The noble traditions of the Sephardim, barely to be found today, were sacred to Hakham Matloub and his loyal followers. But those traditions and the moral values that were embedded within them were lost as an old leadership morphed into a new one. The new leadership set the vile tone that continues to animate a world where it is not justice that is central, but the expediency of maintaining a venal status quo which props up the corrupt and the vain.
As we enter the period of the Jewish High Holy Days, the moral vision of Hakham Matloub Abadi is one that must be restored whatever the cost. As in the case of Cordelia in Shakespeare’s “King Lear,” it should make no difference how those who hold to the truth are seen by the status quo or how they are demonized and slandered by others. Cordelia, like Jefferson Smith, determined that responsibility overrides expediency and is forced to suffer for her morality. Banished for her honesty and commitment to responsibility by the father she loves, she is forced to watch the destruction of her world even as she knows that if only the others would listen to her that things would be made right.
So too is the case for those who hold the keys to the truth in a world that has been flipped and turned upside-down by those who deny the truth as they deny the goodness that has been taught to us by God’s Word.

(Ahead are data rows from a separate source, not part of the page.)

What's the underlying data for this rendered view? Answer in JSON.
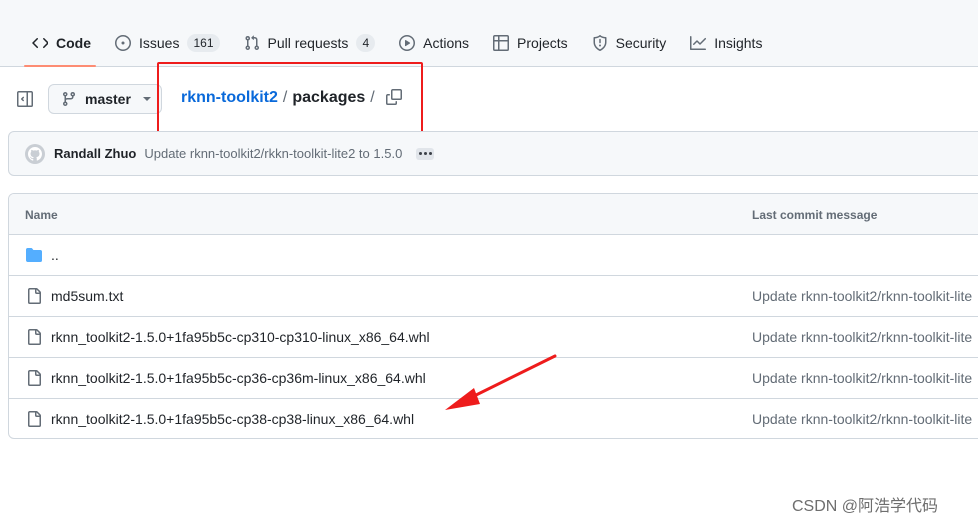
{
  "nav": {
    "tabs": [
      {
        "label": "Code",
        "icon": "code-icon",
        "active": true
      },
      {
        "label": "Issues",
        "icon": "issue-icon",
        "count": "161"
      },
      {
        "label": "Pull requests",
        "icon": "pull-request-icon",
        "count": "4"
      },
      {
        "label": "Actions",
        "icon": "play-icon"
      },
      {
        "label": "Projects",
        "icon": "table-icon"
      },
      {
        "label": "Security",
        "icon": "shield-icon"
      },
      {
        "label": "Insights",
        "icon": "graph-icon"
      }
    ]
  },
  "branch": {
    "name": "master",
    "icon": "git-branch-icon"
  },
  "breadcrumb": {
    "repo": "rknn-toolkit2",
    "separator": "/",
    "dir": "packages"
  },
  "commit": {
    "author": "Randall Zhuo",
    "message": "Update rknn-toolkit2/rkkn-toolkit-lite2 to 1.5.0"
  },
  "table": {
    "headers": {
      "name": "Name",
      "message": "Last commit message"
    },
    "rows": [
      {
        "name": "..",
        "type": "folder",
        "message": ""
      },
      {
        "name": "md5sum.txt",
        "type": "file",
        "message": "Update rknn-toolkit2/rknn-toolkit-lite"
      },
      {
        "name": "rknn_toolkit2-1.5.0+1fa95b5c-cp310-cp310-linux_x86_64.whl",
        "type": "file",
        "message": "Update rknn-toolkit2/rknn-toolkit-lite"
      },
      {
        "name": "rknn_toolkit2-1.5.0+1fa95b5c-cp36-cp36m-linux_x86_64.whl",
        "type": "file",
        "message": "Update rknn-toolkit2/rknn-toolkit-lite"
      },
      {
        "name": "rknn_toolkit2-1.5.0+1fa95b5c-cp38-cp38-linux_x86_64.whl",
        "type": "file",
        "message": "Update rknn-toolkit2/rknn-toolkit-lite"
      }
    ]
  },
  "annotations": {
    "box_color": "#ee1c1c",
    "arrow_color": "#ee1c1c"
  },
  "watermark": "CSDN @阿浩学代码"
}
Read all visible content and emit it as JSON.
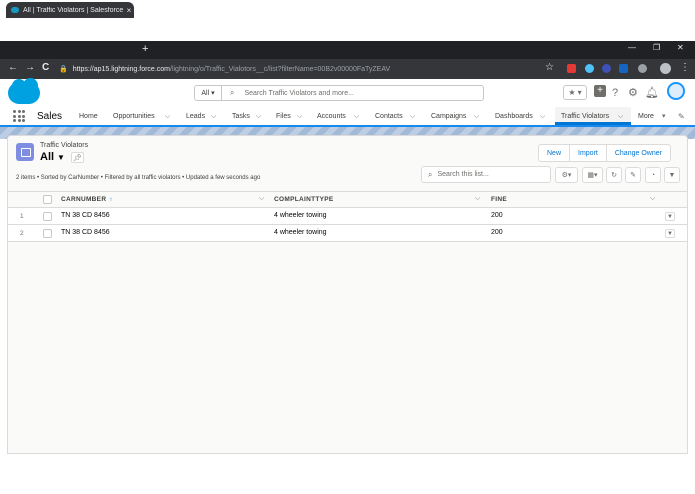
{
  "browser": {
    "tab_title": "All | Traffic Violators | Salesforce",
    "tab_close": "×",
    "new_tab": "+",
    "url_host": "https://ap15.lightning.force.com",
    "url_path": "/lightning/o/Traffic_Vialotors__c/list?filterName=00B2v00000FaTyZEAV",
    "back": "←",
    "forward": "→",
    "reload": "C",
    "lock": "🔒",
    "star": "☆",
    "menu": "⋮",
    "minimize": "—",
    "maximize": "❐",
    "close": "✕"
  },
  "header": {
    "search_scope": "All",
    "search_placeholder": "Search Traffic Violators and more...",
    "icons": [
      "favorites-icon",
      "add-icon",
      "help-icon",
      "setup-icon",
      "notifications-icon",
      "avatar"
    ]
  },
  "nav": {
    "app_name": "Sales",
    "items": [
      {
        "label": "Home"
      },
      {
        "label": "Opportunities"
      },
      {
        "label": "Leads"
      },
      {
        "label": "Tasks"
      },
      {
        "label": "Files"
      },
      {
        "label": "Accounts"
      },
      {
        "label": "Contacts"
      },
      {
        "label": "Campaigns"
      },
      {
        "label": "Dashboards"
      },
      {
        "label": "Traffic Violators"
      },
      {
        "label": "More"
      }
    ]
  },
  "list": {
    "object_name": "Traffic Violators",
    "view_name": "All",
    "buttons": {
      "new": "New",
      "import": "Import",
      "change_owner": "Change Owner"
    },
    "summary": "2 items • Sorted by CarNumber • Filtered by all traffic violators • Updated a few seconds ago",
    "search_placeholder": "Search this list...",
    "columns": [
      "CARNUMBER",
      "COMPLAINTTYPE",
      "FINE"
    ],
    "rows": [
      {
        "num": "1",
        "carnumber": "TN 38 CD 8456",
        "complainttype": "4 wheeler towing",
        "fine": "200"
      },
      {
        "num": "2",
        "carnumber": "TN 38 CD 8456",
        "complainttype": "4 wheeler towing",
        "fine": "200"
      }
    ]
  },
  "colors": {
    "brand": "#00a1e0",
    "accent": "#0176d3",
    "object_icon": "#7f8de1",
    "chrome_dark": "#202124"
  }
}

At this sacred time we are duty-bound to understand our responsibilities and the need to restore justice and morality to a world that now values Sin over Good. We cannot simply sit idly by and watch the righteous suffer in order to make ourselves safe from the violent depredations of those who choose Sin.
As Hakham Matloub understood so well, God watches and God knows what human beings do. It is this Divine vision that the model of Repentance so powerfully articulates. It is the centrality of our Responsibility that provides humanity with dignity and true well-being.
At this sacred time we should all take heed of what this means and what we need to do in order to restore morality in a world that all too often rejects what is noble and good.